Gentian violet treatment of blood products to inactivate T. cruzi has been used in endemic areas since the 1950s (16). This process is poorly accepted by patients because of discoloration of the skin and because of its uncertain safety. In addition, gentian violet may not inactivate other agents that contaminate transfused blood. Other pathogen inactivation systems under evaluation for platelet concentrates and plasma include dimethylene blue and light (23, 26), riboflavin and light (24), and an ethylene amine derivative (V.I. Technologies, Inc., Watertown, Mass.) (4). In addition, methods for inactivating pathogens in packed red blood cells are under development. These include S-303 (Cerus Corporation) and dimethylene blue and Inactine (24). A recent presentation suggested that T. cruzi was inactivated by an ethylene amine derivative treatment of contaminated red blood cells (17).
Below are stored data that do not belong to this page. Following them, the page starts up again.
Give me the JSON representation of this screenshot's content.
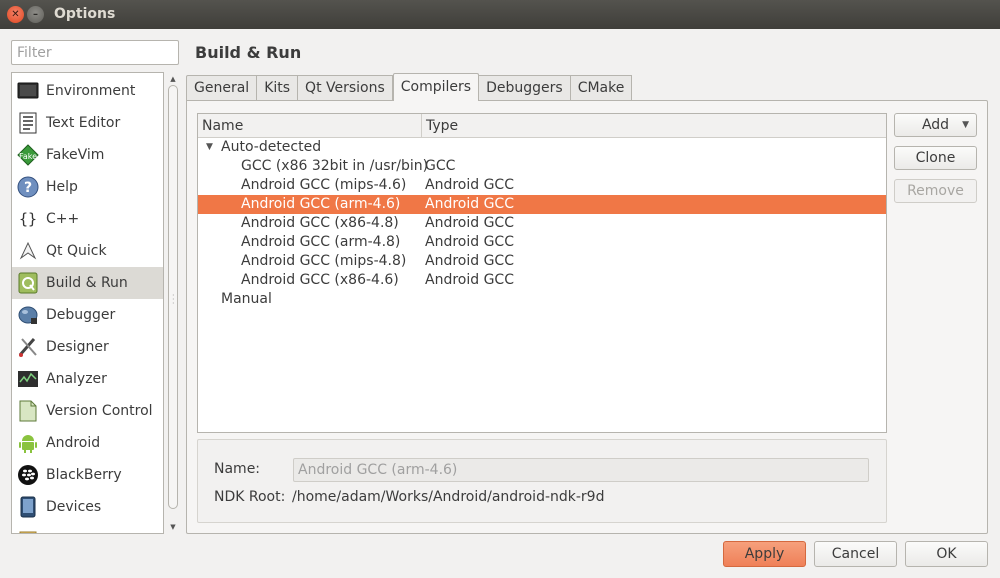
{
  "window": {
    "title": "Options"
  },
  "filter": {
    "placeholder": "Filter"
  },
  "categories": [
    {
      "label": "Environment",
      "icon": "monitor-icon"
    },
    {
      "label": "Text Editor",
      "icon": "text-editor-icon"
    },
    {
      "label": "FakeVim",
      "icon": "fakevim-icon"
    },
    {
      "label": "Help",
      "icon": "help-icon"
    },
    {
      "label": "C++",
      "icon": "cpp-braces-icon"
    },
    {
      "label": "Qt Quick",
      "icon": "qt-quick-icon"
    },
    {
      "label": "Build & Run",
      "icon": "build-run-icon",
      "selected": true
    },
    {
      "label": "Debugger",
      "icon": "debugger-icon"
    },
    {
      "label": "Designer",
      "icon": "designer-icon"
    },
    {
      "label": "Analyzer",
      "icon": "analyzer-icon"
    },
    {
      "label": "Version Control",
      "icon": "version-control-icon"
    },
    {
      "label": "Android",
      "icon": "android-icon"
    },
    {
      "label": "BlackBerry",
      "icon": "blackberry-icon"
    },
    {
      "label": "Devices",
      "icon": "devices-icon"
    }
  ],
  "page": {
    "title": "Build & Run"
  },
  "tabs": [
    {
      "label": "General"
    },
    {
      "label": "Kits"
    },
    {
      "label": "Qt Versions"
    },
    {
      "label": "Compilers",
      "active": true
    },
    {
      "label": "Debuggers"
    },
    {
      "label": "CMake"
    }
  ],
  "tree": {
    "columns": {
      "name": "Name",
      "type": "Type"
    },
    "auto_detected_label": "Auto-detected",
    "manual_label": "Manual",
    "rows": [
      {
        "name": "GCC (x86 32bit in /usr/bin)",
        "type": "GCC"
      },
      {
        "name": "Android GCC (mips-4.6)",
        "type": "Android GCC"
      },
      {
        "name": "Android GCC (arm-4.6)",
        "type": "Android GCC",
        "selected": true
      },
      {
        "name": "Android GCC (x86-4.8)",
        "type": "Android GCC"
      },
      {
        "name": "Android GCC (arm-4.8)",
        "type": "Android GCC"
      },
      {
        "name": "Android GCC (mips-4.8)",
        "type": "Android GCC"
      },
      {
        "name": "Android GCC (x86-4.6)",
        "type": "Android GCC"
      }
    ]
  },
  "actions": {
    "add": "Add",
    "clone": "Clone",
    "remove": "Remove"
  },
  "details": {
    "name_label": "Name:",
    "name_value": "Android GCC (arm-4.6)",
    "ndk_label": "NDK Root:",
    "ndk_value": "/home/adam/Works/Android/android-ndk-r9d"
  },
  "dialog_buttons": {
    "apply": "Apply",
    "cancel": "Cancel",
    "ok": "OK"
  },
  "colors": {
    "selection": "#f07746",
    "titlebar": "#3f3e3a",
    "close_button": "#e0461e"
  }
}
In this publication, we have demonstrated that amotosalen and UVA photochemical treatment effectively inactivates high levels of T. cruzi in contaminated plasma and platelet concentrates to below the level of detection, >5.0 log10 TCID50/ml for plasma and >5.4 log10 TCID50/ml for platelets. This suggests that amotosalen and UVA photochemical treatment will prevent transfusion-associated T. cruzi infection in addition to providing protection from other viral and bacterial transfusion-associated infections.
Acknowledgments
We acknowledge Frederick S. Buckner, University of Washington, for advice and T. cruzi parasites, Lynette Sawyer, Cerus Corporation, for editorial assistance, and the assistance of Baxter Healthcare Corporation, the Puget Sound Blood Center, and the Sacramento Blood Center.
Financial support for these studies was provided by Cerus Corporation and Baxter Healthcare Corporation.